My experience has often been a repetition of a pattern in which trying to do anything that I have not done a lot of before results in getting massively derailed from whatever project I am supposed to be working on, due to getting “into the tulies” of trying to figure out how to get Tinderbox to do it. I have literally hundreds of “notes” in Tinderbox I’ve taken on the how-to’s of using it, even my own homemade “Tinderbox manual” where I keep stuff in a way that I can relocate and understand it (e.g. translating sometimes hard to remember Tinderbox vocabulary terms into something I’ll actually think to search for.). But if I don’t immerse in these issues regularly, it’s very hard for me to remember these techniques.
So I stick to bare bones techniques, things I’ve used enough to do them automatically. At this point, for instance, I avoid creating agents or doing anything that involves using (having to re-learn) tinderbox “syntax.” I use basic maps, basic outlines; I do like the new attribute browser but seldom use it.

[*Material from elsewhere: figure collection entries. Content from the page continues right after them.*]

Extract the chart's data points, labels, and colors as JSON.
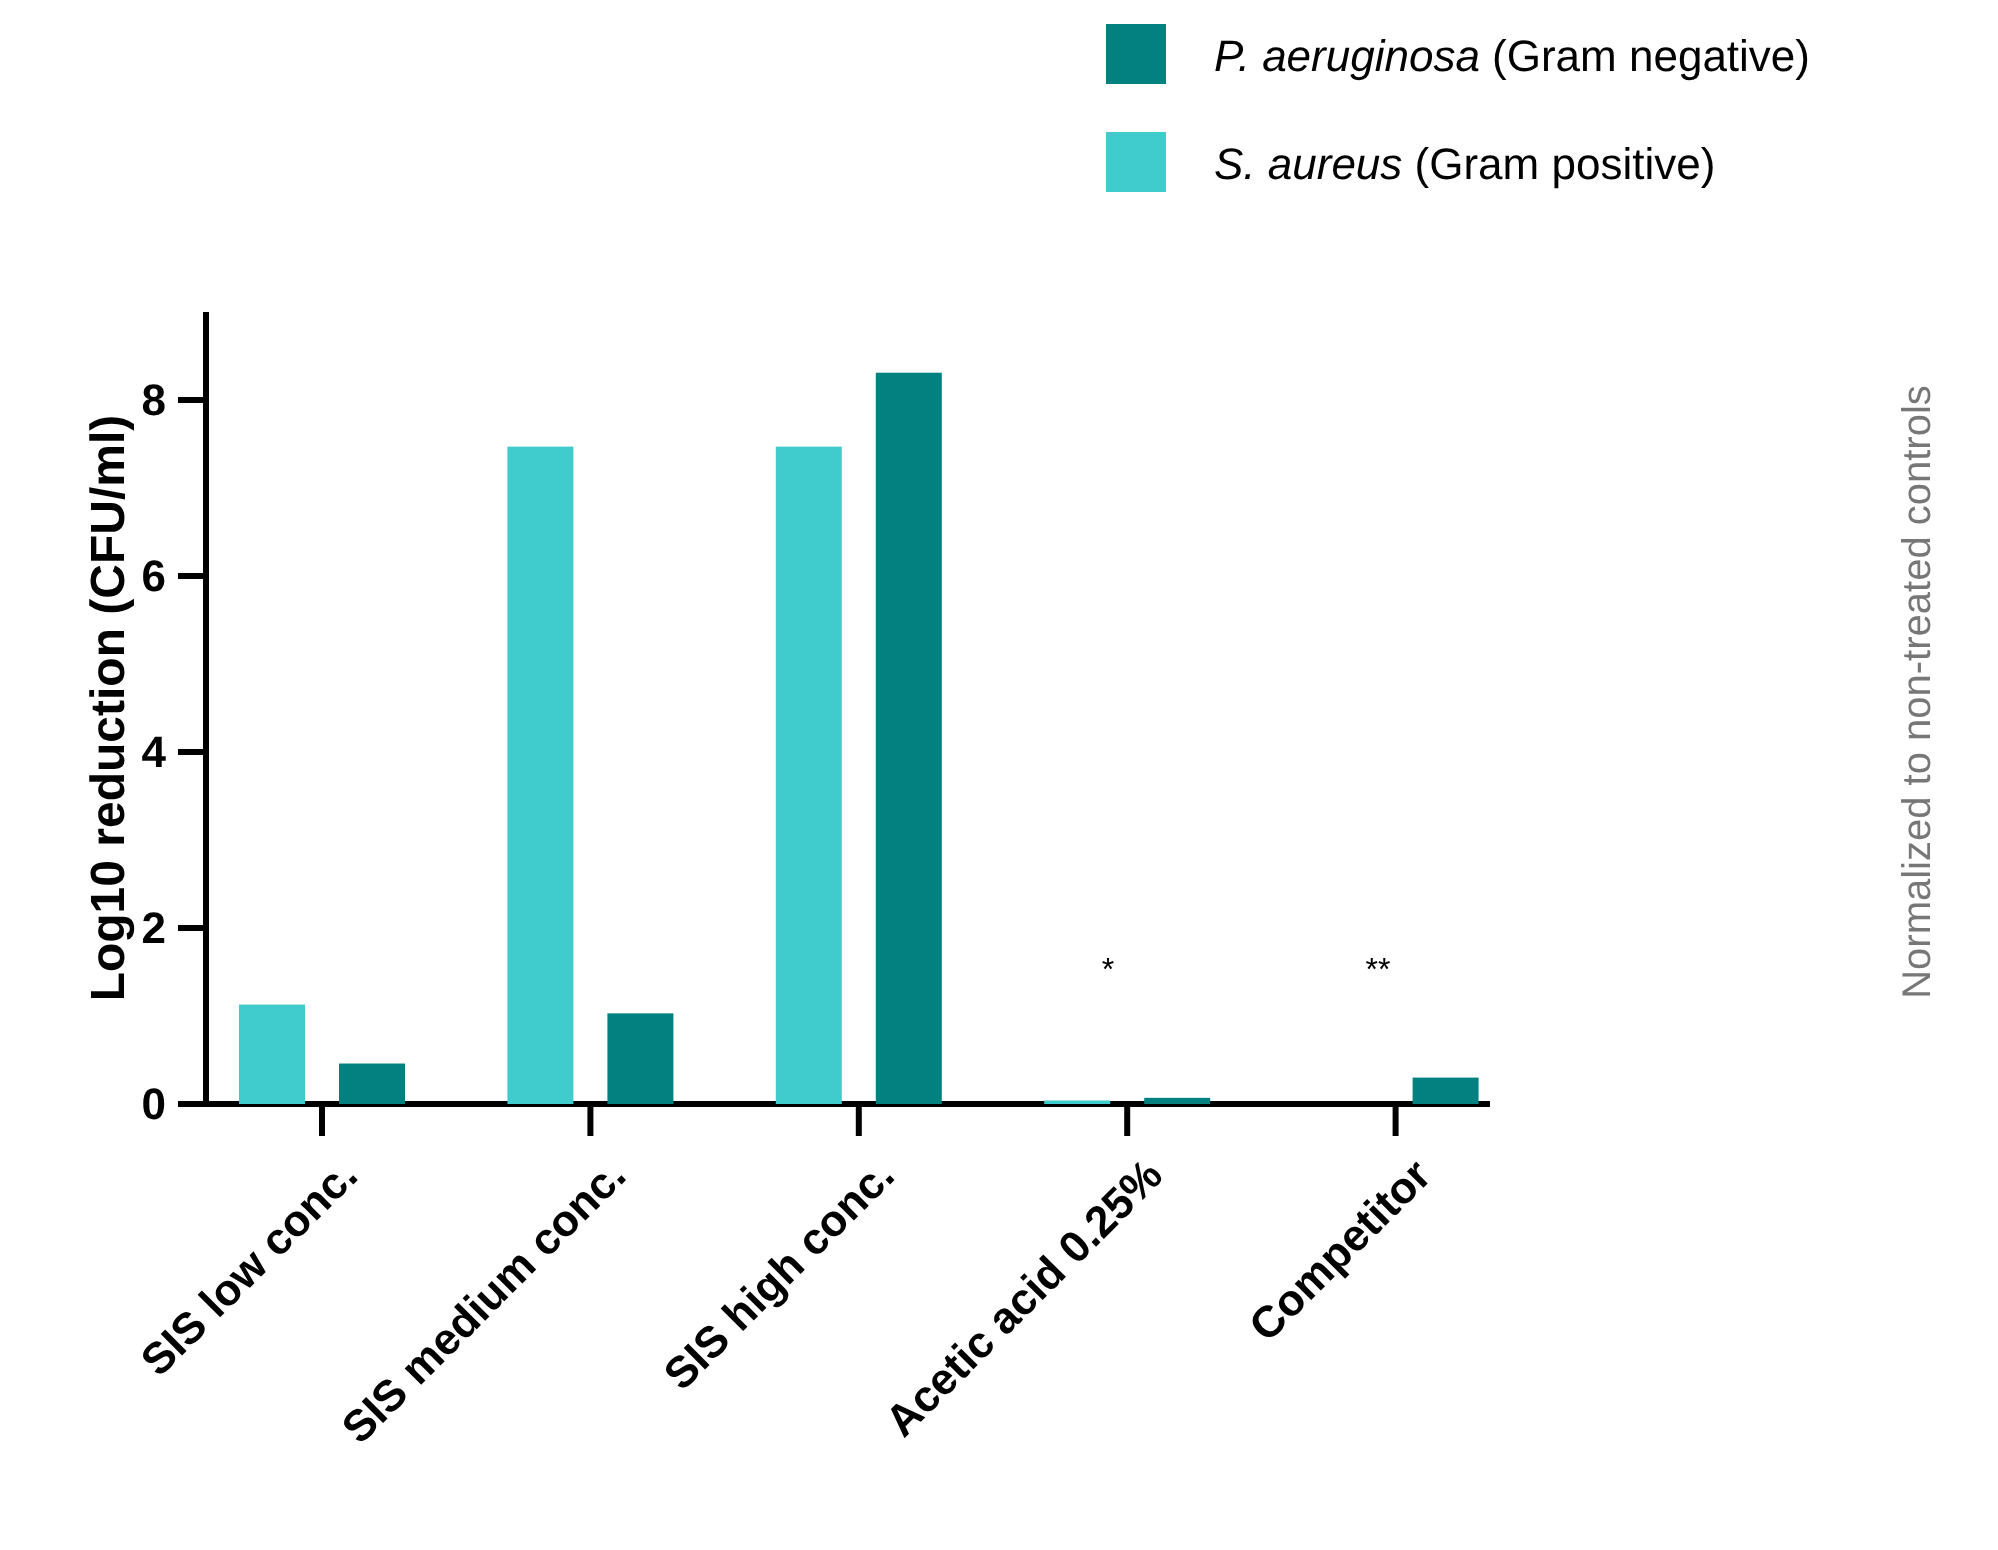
{
  "chart_data": {
    "type": "bar",
    "ylabel": "Log10 reduction (CFU/ml)",
    "categories": [
      "SIS low conc.",
      "SIS medium conc.",
      "SIS high conc.",
      "Acetic acid 0.25%",
      "Competitor"
    ],
    "series": [
      {
        "name": "S. aureus (Gram positive)",
        "color": "#40cbcc",
        "values": [
          1.13,
          7.47,
          7.47,
          0.04,
          null
        ]
      },
      {
        "name": "P. aeruginosa (Gram negative)",
        "color": "#038180",
        "values": [
          0.46,
          1.03,
          8.31,
          0.07,
          0.3
        ]
      }
    ],
    "ylim": [
      0,
      9
    ],
    "yticks": [
      0,
      2,
      4,
      6,
      8
    ],
    "grid": false,
    "legend": "top right",
    "annotations": [
      "*",
      "**",
      "Normalized to non-treated controls"
    ]
  }
}
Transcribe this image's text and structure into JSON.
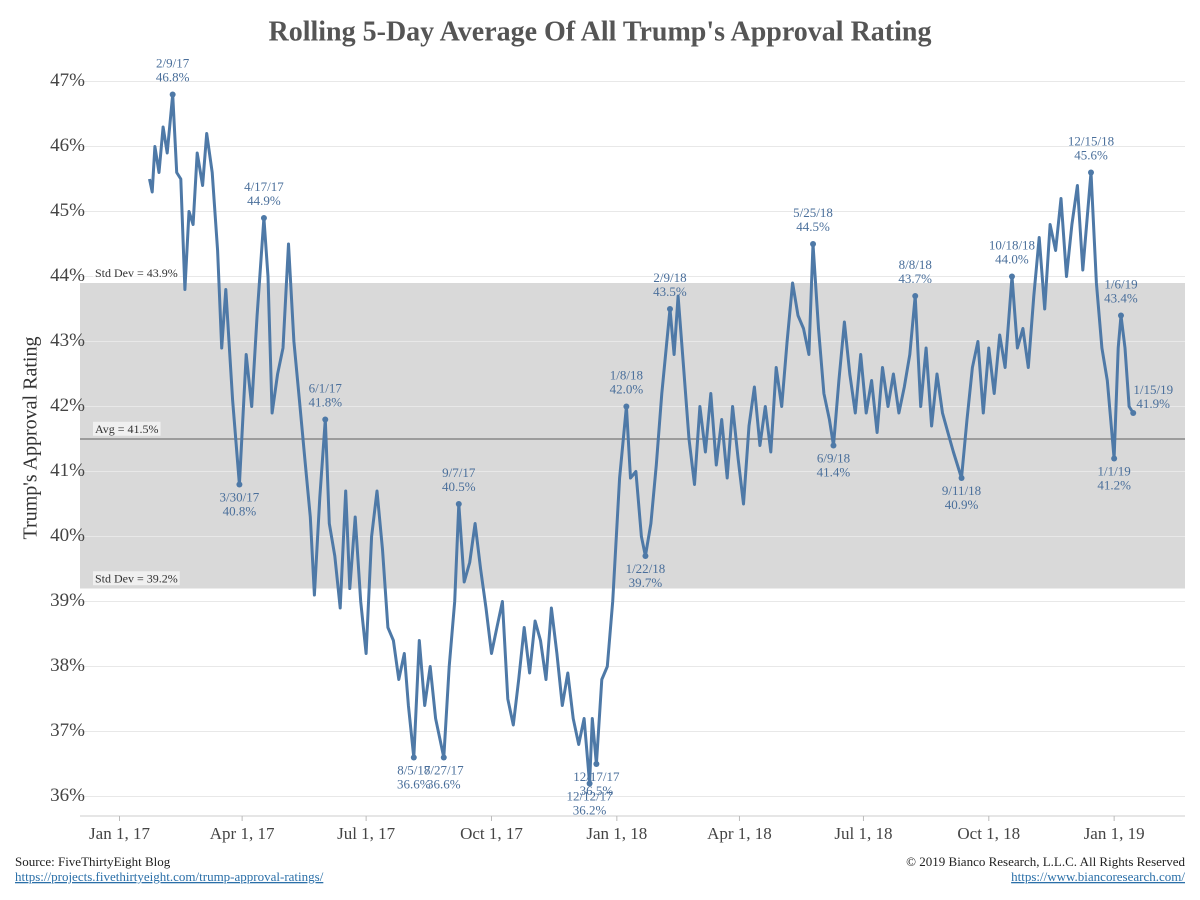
{
  "chart_data": {
    "type": "line",
    "title": "Rolling 5-Day Average Of All Trump's Approval Rating",
    "y_label": "Trump's Approval Rating",
    "xlim": [
      "2016-12-03",
      "2019-02-22"
    ],
    "xticks": [
      {
        "value": "2017-01-01",
        "label": "Jan 1, 17"
      },
      {
        "value": "2017-04-01",
        "label": "Apr 1, 17"
      },
      {
        "value": "2017-07-01",
        "label": "Jul 1, 17"
      },
      {
        "value": "2017-10-01",
        "label": "Oct 1, 17"
      },
      {
        "value": "2018-01-01",
        "label": "Jan 1, 18"
      },
      {
        "value": "2018-04-01",
        "label": "Apr 1, 18"
      },
      {
        "value": "2018-07-01",
        "label": "Jul 1, 18"
      },
      {
        "value": "2018-10-01",
        "label": "Oct 1, 18"
      },
      {
        "value": "2019-01-01",
        "label": "Jan 1, 19"
      }
    ],
    "ylim": [
      35.7,
      47.3
    ],
    "yticks": [
      {
        "value": 36,
        "label": "36%"
      },
      {
        "value": 37,
        "label": "37%"
      },
      {
        "value": 38,
        "label": "38%"
      },
      {
        "value": 39,
        "label": "39%"
      },
      {
        "value": 40,
        "label": "40%"
      },
      {
        "value": 41,
        "label": "41%"
      },
      {
        "value": 42,
        "label": "42%"
      },
      {
        "value": 43,
        "label": "43%"
      },
      {
        "value": 44,
        "label": "44%"
      },
      {
        "value": 45,
        "label": "45%"
      },
      {
        "value": 46,
        "label": "46%"
      },
      {
        "value": 47,
        "label": "47%"
      }
    ],
    "grid": true,
    "color": "#4e79a7",
    "reference_lines": [
      {
        "label": "Std Dev = 43.9%",
        "value": 43.9
      },
      {
        "label": "Avg = 41.5%",
        "value": 41.5
      },
      {
        "label": "Std Dev = 39.2%",
        "value": 39.2
      }
    ],
    "x": [
      "2017-01-23",
      "2017-01-25",
      "2017-01-27",
      "2017-01-30",
      "2017-02-02",
      "2017-02-05",
      "2017-02-09",
      "2017-02-12",
      "2017-02-15",
      "2017-02-18",
      "2017-02-21",
      "2017-02-24",
      "2017-02-27",
      "2017-03-03",
      "2017-03-06",
      "2017-03-10",
      "2017-03-14",
      "2017-03-17",
      "2017-03-20",
      "2017-03-25",
      "2017-03-30",
      "2017-04-04",
      "2017-04-08",
      "2017-04-12",
      "2017-04-17",
      "2017-04-20",
      "2017-04-23",
      "2017-04-27",
      "2017-05-01",
      "2017-05-05",
      "2017-05-09",
      "2017-05-13",
      "2017-05-17",
      "2017-05-21",
      "2017-05-24",
      "2017-05-28",
      "2017-06-01",
      "2017-06-04",
      "2017-06-08",
      "2017-06-12",
      "2017-06-16",
      "2017-06-19",
      "2017-06-23",
      "2017-06-27",
      "2017-07-01",
      "2017-07-05",
      "2017-07-09",
      "2017-07-13",
      "2017-07-17",
      "2017-07-21",
      "2017-07-25",
      "2017-07-29",
      "2017-08-01",
      "2017-08-05",
      "2017-08-09",
      "2017-08-13",
      "2017-08-17",
      "2017-08-21",
      "2017-08-27",
      "2017-08-31",
      "2017-09-04",
      "2017-09-07",
      "2017-09-11",
      "2017-09-15",
      "2017-09-19",
      "2017-09-23",
      "2017-09-27",
      "2017-10-01",
      "2017-10-05",
      "2017-10-09",
      "2017-10-13",
      "2017-10-17",
      "2017-10-21",
      "2017-10-25",
      "2017-10-29",
      "2017-11-02",
      "2017-11-06",
      "2017-11-10",
      "2017-11-14",
      "2017-11-18",
      "2017-11-22",
      "2017-11-26",
      "2017-11-30",
      "2017-12-04",
      "2017-12-08",
      "2017-12-12",
      "2017-12-14",
      "2017-12-17",
      "2017-12-21",
      "2017-12-25",
      "2017-12-29",
      "2018-01-03",
      "2018-01-08",
      "2018-01-11",
      "2018-01-15",
      "2018-01-19",
      "2018-01-22",
      "2018-01-26",
      "2018-01-30",
      "2018-02-03",
      "2018-02-09",
      "2018-02-12",
      "2018-02-15",
      "2018-02-19",
      "2018-02-23",
      "2018-02-27",
      "2018-03-03",
      "2018-03-07",
      "2018-03-11",
      "2018-03-15",
      "2018-03-19",
      "2018-03-23",
      "2018-03-27",
      "2018-03-31",
      "2018-04-04",
      "2018-04-08",
      "2018-04-12",
      "2018-04-16",
      "2018-04-20",
      "2018-04-24",
      "2018-04-28",
      "2018-05-02",
      "2018-05-06",
      "2018-05-10",
      "2018-05-14",
      "2018-05-18",
      "2018-05-22",
      "2018-05-25",
      "2018-05-29",
      "2018-06-02",
      "2018-06-06",
      "2018-06-09",
      "2018-06-13",
      "2018-06-17",
      "2018-06-21",
      "2018-06-25",
      "2018-06-29",
      "2018-07-03",
      "2018-07-07",
      "2018-07-11",
      "2018-07-15",
      "2018-07-19",
      "2018-07-23",
      "2018-07-27",
      "2018-07-31",
      "2018-08-04",
      "2018-08-08",
      "2018-08-12",
      "2018-08-16",
      "2018-08-20",
      "2018-08-24",
      "2018-08-28",
      "2018-09-01",
      "2018-09-05",
      "2018-09-11",
      "2018-09-15",
      "2018-09-19",
      "2018-09-23",
      "2018-09-27",
      "2018-10-01",
      "2018-10-05",
      "2018-10-09",
      "2018-10-13",
      "2018-10-18",
      "2018-10-22",
      "2018-10-26",
      "2018-10-30",
      "2018-11-03",
      "2018-11-07",
      "2018-11-11",
      "2018-11-15",
      "2018-11-19",
      "2018-11-23",
      "2018-11-27",
      "2018-12-01",
      "2018-12-05",
      "2018-12-09",
      "2018-12-15",
      "2018-12-19",
      "2018-12-23",
      "2018-12-27",
      "2019-01-01",
      "2019-01-04",
      "2019-01-06",
      "2019-01-09",
      "2019-01-12",
      "2019-01-15"
    ],
    "values": [
      45.5,
      45.3,
      46.0,
      45.6,
      46.3,
      45.9,
      46.8,
      45.6,
      45.5,
      43.8,
      45.0,
      44.8,
      45.9,
      45.4,
      46.2,
      45.6,
      44.4,
      42.9,
      43.8,
      42.1,
      40.8,
      42.8,
      42.0,
      43.4,
      44.9,
      44.0,
      41.9,
      42.5,
      42.9,
      44.5,
      43.0,
      42.1,
      41.2,
      40.3,
      39.1,
      40.6,
      41.8,
      40.2,
      39.7,
      38.9,
      40.7,
      39.2,
      40.3,
      39.0,
      38.2,
      40.0,
      40.7,
      39.8,
      38.6,
      38.4,
      37.8,
      38.2,
      37.4,
      36.6,
      38.4,
      37.4,
      38.0,
      37.2,
      36.6,
      38.0,
      39.0,
      40.5,
      39.3,
      39.6,
      40.2,
      39.5,
      38.9,
      38.2,
      38.6,
      39.0,
      37.5,
      37.1,
      37.8,
      38.6,
      37.9,
      38.7,
      38.4,
      37.8,
      38.9,
      38.2,
      37.4,
      37.9,
      37.2,
      36.8,
      37.2,
      36.2,
      37.2,
      36.5,
      37.8,
      38.0,
      39.0,
      40.9,
      42.0,
      40.9,
      41.0,
      40.0,
      39.7,
      40.2,
      41.1,
      42.2,
      43.5,
      42.8,
      43.7,
      42.6,
      41.5,
      40.8,
      42.0,
      41.3,
      42.2,
      41.1,
      41.8,
      40.9,
      42.0,
      41.2,
      40.5,
      41.7,
      42.3,
      41.4,
      42.0,
      41.3,
      42.6,
      42.0,
      43.0,
      43.9,
      43.4,
      43.2,
      42.8,
      44.5,
      43.2,
      42.2,
      41.8,
      41.4,
      42.4,
      43.3,
      42.5,
      41.9,
      42.8,
      41.9,
      42.4,
      41.6,
      42.6,
      42.0,
      42.5,
      41.9,
      42.3,
      42.8,
      43.7,
      42.0,
      42.9,
      41.7,
      42.5,
      41.9,
      41.6,
      41.3,
      40.9,
      41.8,
      42.6,
      43.0,
      41.9,
      42.9,
      42.2,
      43.1,
      42.6,
      44.0,
      42.9,
      43.2,
      42.6,
      43.7,
      44.6,
      43.5,
      44.8,
      44.4,
      45.2,
      44.0,
      44.8,
      45.4,
      44.1,
      45.6,
      43.9,
      42.9,
      42.4,
      41.2,
      42.9,
      43.4,
      42.9,
      42.0,
      41.9
    ],
    "annotations": [
      {
        "x": "2017-02-09",
        "date_label": "2/9/17",
        "value": 46.8,
        "value_label": "46.8%"
      },
      {
        "x": "2017-03-30",
        "date_label": "3/30/17",
        "value": 40.8,
        "value_label": "40.8%"
      },
      {
        "x": "2017-04-17",
        "date_label": "4/17/17",
        "value": 44.9,
        "value_label": "44.9%"
      },
      {
        "x": "2017-06-01",
        "date_label": "6/1/17",
        "value": 41.8,
        "value_label": "41.8%"
      },
      {
        "x": "2017-08-05",
        "date_label": "8/5/17",
        "value": 36.6,
        "value_label": "36.6%"
      },
      {
        "x": "2017-08-27",
        "date_label": "8/27/17",
        "value": 36.6,
        "value_label": "36.6%"
      },
      {
        "x": "2017-09-07",
        "date_label": "9/7/17",
        "value": 40.5,
        "value_label": "40.5%"
      },
      {
        "x": "2017-12-12",
        "date_label": "12/12/17",
        "value": 36.2,
        "value_label": "36.2%"
      },
      {
        "x": "2017-12-17",
        "date_label": "12/17/17",
        "value": 36.5,
        "value_label": "36.5%"
      },
      {
        "x": "2018-01-08",
        "date_label": "1/8/18",
        "value": 42.0,
        "value_label": "42.0%"
      },
      {
        "x": "2018-01-22",
        "date_label": "1/22/18",
        "value": 39.7,
        "value_label": "39.7%"
      },
      {
        "x": "2018-02-09",
        "date_label": "2/9/18",
        "value": 43.5,
        "value_label": "43.5%"
      },
      {
        "x": "2018-05-25",
        "date_label": "5/25/18",
        "value": 44.5,
        "value_label": "44.5%"
      },
      {
        "x": "2018-06-09",
        "date_label": "6/9/18",
        "value": 41.4,
        "value_label": "41.4%"
      },
      {
        "x": "2018-08-08",
        "date_label": "8/8/18",
        "value": 43.7,
        "value_label": "43.7%"
      },
      {
        "x": "2018-09-11",
        "date_label": "9/11/18",
        "value": 40.9,
        "value_label": "40.9%"
      },
      {
        "x": "2018-10-18",
        "date_label": "10/18/18",
        "value": 44.0,
        "value_label": "44.0%"
      },
      {
        "x": "2018-12-15",
        "date_label": "12/15/18",
        "value": 45.6,
        "value_label": "45.6%"
      },
      {
        "x": "2019-01-01",
        "date_label": "1/1/19",
        "value": 41.2,
        "value_label": "41.2%"
      },
      {
        "x": "2019-01-06",
        "date_label": "1/6/19",
        "value": 43.4,
        "value_label": "43.4%"
      },
      {
        "x": "2019-01-15",
        "date_label": "1/15/19",
        "value": 41.9,
        "value_label": "41.9%"
      }
    ],
    "source": "Source: FiveThirtyEight Blog",
    "source_url": "https://projects.fivethirtyeight.com/trump-approval-ratings/",
    "copyright": "© 2019 Bianco Research, L.L.C. All Rights Reserved",
    "copyright_url": "https://www.biancoresearch.com/"
  }
}
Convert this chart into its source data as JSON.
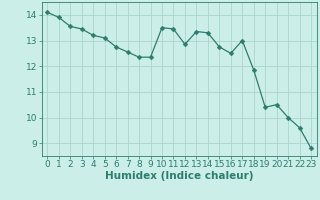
{
  "x": [
    0,
    1,
    2,
    3,
    4,
    5,
    6,
    7,
    8,
    9,
    10,
    11,
    12,
    13,
    14,
    15,
    16,
    17,
    18,
    19,
    20,
    21,
    22,
    23
  ],
  "y": [
    14.1,
    13.9,
    13.55,
    13.45,
    13.2,
    13.1,
    12.75,
    12.55,
    12.35,
    12.35,
    13.5,
    13.45,
    12.85,
    13.35,
    13.3,
    12.75,
    12.5,
    13.0,
    11.85,
    10.4,
    10.5,
    10.0,
    9.6,
    8.8
  ],
  "line_color": "#2d7d6e",
  "marker": "D",
  "marker_size": 2.5,
  "bg_color": "#cceee8",
  "grid_color": "#aad4cc",
  "xlabel": "Humidex (Indice chaleur)",
  "ylim": [
    8.5,
    14.5
  ],
  "xlim": [
    -0.5,
    23.5
  ],
  "yticks": [
    9,
    10,
    11,
    12,
    13,
    14
  ],
  "xticks": [
    0,
    1,
    2,
    3,
    4,
    5,
    6,
    7,
    8,
    9,
    10,
    11,
    12,
    13,
    14,
    15,
    16,
    17,
    18,
    19,
    20,
    21,
    22,
    23
  ],
  "tick_color": "#2d7d6e",
  "label_color": "#2d7d6e",
  "font_size_xlabel": 7.5,
  "font_size_ticks": 6.5
}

I never try timelines – which date is which and so on is hard to remember. I never, ever try to “export” anything – it is NOT easy if you don’t know how to use it and NO other commonly used software makes anything like the demands Tinderbox does to just get something out of the program (except some of the hairier export tricks of Scrivener.) I just copy-paste. It is generally much faster for me to copy-paste even multiple notes, one at a time, into Scrivener or whatever (within reason), than to spend hours of my time re-learning the latest export technique, working through “practice export” samples and so on. (Rule of thumb: if I need to practice a practice example to learn to do it, I’m already derailed from my work and will not do it.)
There is still a lot of love for the program, and really for the underlying philosophy or concepts (e.g. in Tinderbox Way). And I do appreciate the brilliance Mark B and Mark A and others have invested in developing and interpreting the program. I have hundreds of Tinderbox documents and about three that are massive, thousands of notes in them. I use it daily many times. But there is a lot of stuff I have learned that for me, it’s just not worth my time to try to once again figure out, or re-learn. Often that’s stuff for use in rejiggering a document, e.g. to make a “dashboard” or something, that it will be a lot of work to figure out, that, once it’s in place, I will not change it for a year or more. So if I have to do it again, I’ve not been practicing, won’t remember how I did it. Better uses for my time and there are indeed other programs that, beyond a certain point, do the job better (e.g. Scrivener, Scapple, Daylite, etc.)